Project Summary/Abstract CLINICAL SIGNIFICANCE. All implanted materials elicit an immune response that leads to the foreign body reaction. This foreign body reaction often causes fibrosis around the implant. For implants such as glucose sensors, the fibrosis is one of the primary causes for limiting current FDA-approved implanted glucose sensors to 5 to 7 days for clinical decisions (e.g., to inject insulin or to consume carbohydrate). Macrophages are believed to provide the complex bioactive molecular cues that direct the foreign body reaction leading to fibrosis of the implant. Our hypothesis is that directing the polarization of macrophages to a wound healing M2c phenotype will promote healing and tissue integration without excessive fibrosis or inflammation. Completion of this work will provide significant in vivo bioactive agent pathway information to create and rapidly assess new and improved bioengineering approaches to reduce or eliminate the fibrosis associated with the foreign body reaction. Additionally, these studies will provide important quantitative molecular information with respect to cytokine pathways altered during efficacious methods that alter macrophage phenotype. EXPERIMENTAL APPROACH. Microdialysis sampling probes will be used as glucose sensor mimics that can concomitantly deliver mediators aimed to alter macrophage phenotype while sampling the bioactive cytokines produced at the implant/tissue interface in rats. This approach will allow rapid testing of different drugs or cytokines with the aim of directing macrophages to the wound healing M2c phenotype. The compounds that will be used in this study to direct macrophage polarization include interleukin-10 (IL-10), an anti-inflammatory cytokine; dexamethasone, an anti-inflammatory corticosteroid; iloprost (PGI2), a promising anti-fibrotic agent; and PGE2, an endogenous prostaglandin known to reduce fibrosis. The microdialysis probe will be used to collect the cytokines produced during polarization alteration to predict successful conversion to the M2c polarization state. The microdialysis probe will also be used to assess how device calibration and longevity is altered during the different treatments. Real- time whole animal cellular imaging will be employed to image cellular movement to the implanted device. The combination of these approaches will provide rapid translation of in vitro studies to animal models with efficacy verification.

项目摘要/摘要 临床意义。所有植入的材料都会引发免疫反应，从而导致 异物反应。这种异物反应通常会导致植入物周围的纤维化。为 植入葡萄糖传感器等，纤维化是限制电流的主要原因之一 FDA批准的植入葡萄糖传感器的时间为5至7天，用于临床决策(例如，注射 胰岛素或消耗碳水化合物)。巨噬细胞被认为提供了这种复合体 引导异物反应导致植入物纤维化的生物活性分子线索。 我们的假设是，将巨噬细胞的极化引导到伤口愈合的M2c 表型将促进愈合和组织整合，而不会出现过度的纤维化或炎症。 这项工作的完成将为体内生物活性物质途径提供重要的信息 创建并快速评估新的和改进的生物工程方法，以减少或消除 与异物反应相关的纤维化。

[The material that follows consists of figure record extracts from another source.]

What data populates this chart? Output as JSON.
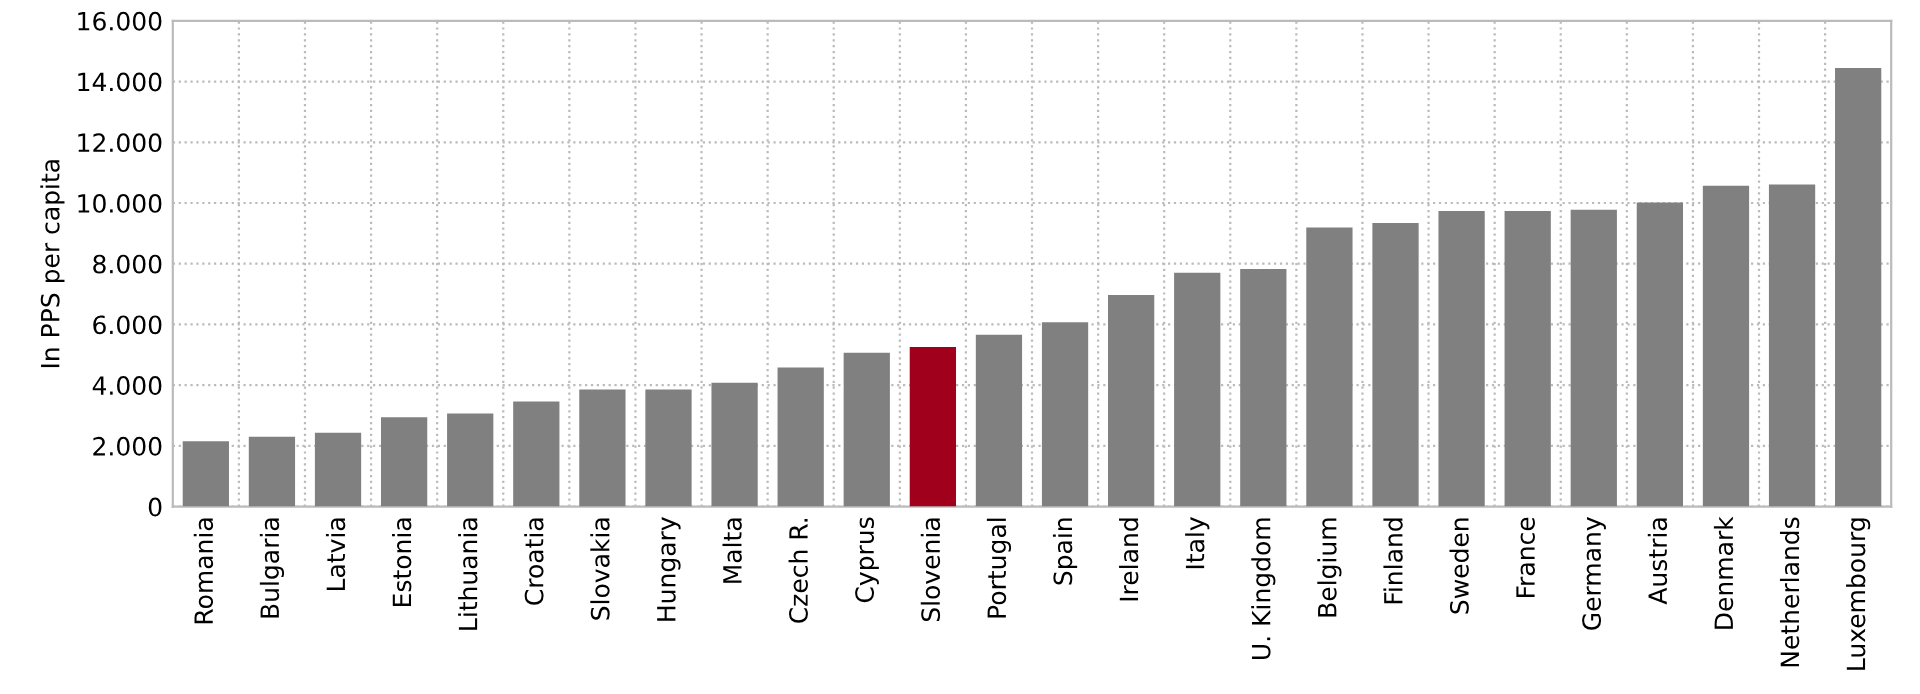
{
  "chart_data": {
    "type": "bar",
    "ylabel": "In PPS per capita",
    "categories": [
      "Romania",
      "Bulgaria",
      "Latvia",
      "Estonia",
      "Lithuania",
      "Croatia",
      "Slovakia",
      "Hungary",
      "Malta",
      "Czech R.",
      "Cyprus",
      "Slovenia",
      "Portugal",
      "Spain",
      "Ireland",
      "Italy",
      "U. Kingdom",
      "Belgium",
      "Finland",
      "Sweden",
      "France",
      "Germany",
      "Austria",
      "Denmark",
      "Netherlands",
      "Luxembourg"
    ],
    "values": [
      2150,
      2300,
      2430,
      2940,
      3070,
      3460,
      3860,
      3860,
      4080,
      4580,
      5070,
      5260,
      5660,
      6070,
      6970,
      7700,
      7830,
      9190,
      9340,
      9740,
      9740,
      9780,
      10020,
      10570,
      10610,
      14450
    ],
    "colors": [
      "#808080",
      "#808080",
      "#808080",
      "#808080",
      "#808080",
      "#808080",
      "#808080",
      "#808080",
      "#808080",
      "#808080",
      "#808080",
      "#a0001c",
      "#808080",
      "#808080",
      "#808080",
      "#808080",
      "#808080",
      "#808080",
      "#808080",
      "#808080",
      "#808080",
      "#808080",
      "#808080",
      "#808080",
      "#808080",
      "#808080"
    ],
    "ylim": [
      0,
      16000
    ],
    "yticks": [
      0,
      {
        "value": 2000,
        "label": "2.000"
      },
      {
        "value": 4000,
        "label": "4.000"
      },
      {
        "value": 6000,
        "label": "6.000"
      },
      {
        "value": 8000,
        "label": "8.000"
      },
      {
        "value": 10000,
        "label": "10.000"
      },
      {
        "value": 12000,
        "label": "12.000"
      },
      {
        "value": 14000,
        "label": "14.000"
      },
      {
        "value": 16000,
        "label": "16.000"
      }
    ],
    "grid": true
  }
}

此外，这些研究将提供 与细胞因子途径改变有关的重要定量分子信息 改变巨噬细胞表型的有效方法。 实验方法。微渗析采样探头将被用作葡萄糖传感器 可同时提供旨在改变巨噬细胞表型的介体的模拟物 采集大鼠种植体/组织界面产生的生物活性细胞因子。这种方法 将允许快速测试不同的药物或细胞因子，目的是引导巨噬细胞 创面愈合M2c表型。这项研究中将使用的化合物将指导 巨噬细胞极化包括白介素10(IL-10)，抗炎细胞因子； 地塞米松，一种抗炎的皮质类固醇；伊洛前列素(PGI2)，一种有前途的抗纤维化药物 PGE2，一种已知可以减少纤维化的内源性前列腺素。微透析法 将使用探针收集极化变化过程中产生的细胞因子来预测 成功地转换到M2c偏振态。微透析探头也将被使用 评估设备校准和寿命在不同治疗过程中的变化。真正的- 时间将使用全动物细胞成像来成像细胞运动到 植入的装置。这些方法的结合将提供体外快速翻译 对动物模型进行有效性验证的研究。